A Inglaterra restabelecerá
punição severa para a maconha
Chris Jackson/Getty Images
Jovem fuma maconha em marcha
contra a proibição da droga, em Londres
Até 2004,
a Inglaterra tinha uma das legislações antidrogas
mais severas da Europa. Naquele ano, no entanto, uma decisão
do governo teve o efeito de um sinal verde para os usuários
de maconha: a droga foi reclassificada pelos órgãos
de saúde do país e passou a ser considerada
menos perigosa. Como conseqüência, a punição
para usuários pegos em flagrante praticamente extinguiu-se:
hoje, quem é apanhado com maconha na Inglaterra não
está sujeito a mais do que uma bronca do policial responsável
pela ação. A decisão de afrouxar a vigilância
em relação ao uso do entorpecente foi justificada,
na ocasião, com o argumento de que a polícia
deveria concentrar-se na repressão a drogas com maior
poder de destruição, como a cocaína e
a heroína. Prova de que o raciocínio estava
equivocado é o fato de que o governo inglês planeja
voltar atrás na resolução. O primeiro-ministro
Gordon Brown aguarda apenas a conclusão de um estudo
que vem sendo feito pelo Advisory Council on the Misuse of
Drugs, conselho que avalia os efeitos do uso de drogas, para
anunciar que a maconha voltará a pertencer ao grupo
dos entorpecentes sujeitos a repressão severa (neste
caso, com multa e cinco anos de prisão para o usuário).

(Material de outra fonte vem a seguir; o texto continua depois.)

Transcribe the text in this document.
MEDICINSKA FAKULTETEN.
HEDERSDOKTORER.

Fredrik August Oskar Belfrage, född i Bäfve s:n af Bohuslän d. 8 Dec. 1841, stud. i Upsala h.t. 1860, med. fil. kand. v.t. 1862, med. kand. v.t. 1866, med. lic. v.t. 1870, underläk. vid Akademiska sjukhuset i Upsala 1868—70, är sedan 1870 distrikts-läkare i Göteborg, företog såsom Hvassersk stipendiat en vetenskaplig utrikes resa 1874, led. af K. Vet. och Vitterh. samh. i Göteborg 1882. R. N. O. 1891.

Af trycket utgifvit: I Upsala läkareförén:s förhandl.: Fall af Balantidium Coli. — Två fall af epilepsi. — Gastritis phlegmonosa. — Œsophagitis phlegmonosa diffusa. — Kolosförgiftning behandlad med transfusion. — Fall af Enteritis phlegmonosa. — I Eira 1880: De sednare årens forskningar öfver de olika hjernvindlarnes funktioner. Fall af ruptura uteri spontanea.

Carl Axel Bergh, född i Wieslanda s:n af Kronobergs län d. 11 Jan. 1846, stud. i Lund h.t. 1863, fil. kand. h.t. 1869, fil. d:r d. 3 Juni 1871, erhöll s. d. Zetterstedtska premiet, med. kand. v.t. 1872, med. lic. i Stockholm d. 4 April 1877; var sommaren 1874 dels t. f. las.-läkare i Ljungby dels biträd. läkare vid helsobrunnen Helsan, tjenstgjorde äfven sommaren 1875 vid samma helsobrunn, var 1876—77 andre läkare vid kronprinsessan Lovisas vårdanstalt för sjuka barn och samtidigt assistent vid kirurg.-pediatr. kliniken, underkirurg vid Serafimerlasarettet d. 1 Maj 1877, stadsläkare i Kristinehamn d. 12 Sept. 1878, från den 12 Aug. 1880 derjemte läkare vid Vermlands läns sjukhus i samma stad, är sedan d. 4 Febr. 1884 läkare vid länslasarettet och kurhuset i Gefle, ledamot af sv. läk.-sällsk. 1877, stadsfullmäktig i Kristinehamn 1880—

O estudo, cujos resultados preliminares já são
de conhecimento do governo, mostrará que a maconha
prejudica a saúde mental dos consumidores mais do que
se imaginava.
Ainda que esse estudo
não trouxesse nenhuma novidade a respeito dos danos
à saúde causados pela maconha, a lógica
mais trivial já recomendaria apertar o cerco aos seus
usuários. Em sintonia com a política antitabagista
da Europa, o cigarro está proibido nos pubs ingleses
desde julho. E a ciência já comprovou que a maconha
que também aumenta o risco de infecções
e inflamações nas vias respiratórias,
além de conter substâncias cancerígenas
pode ser tão ou mais maléfica do que
o tabaco para os pulmões.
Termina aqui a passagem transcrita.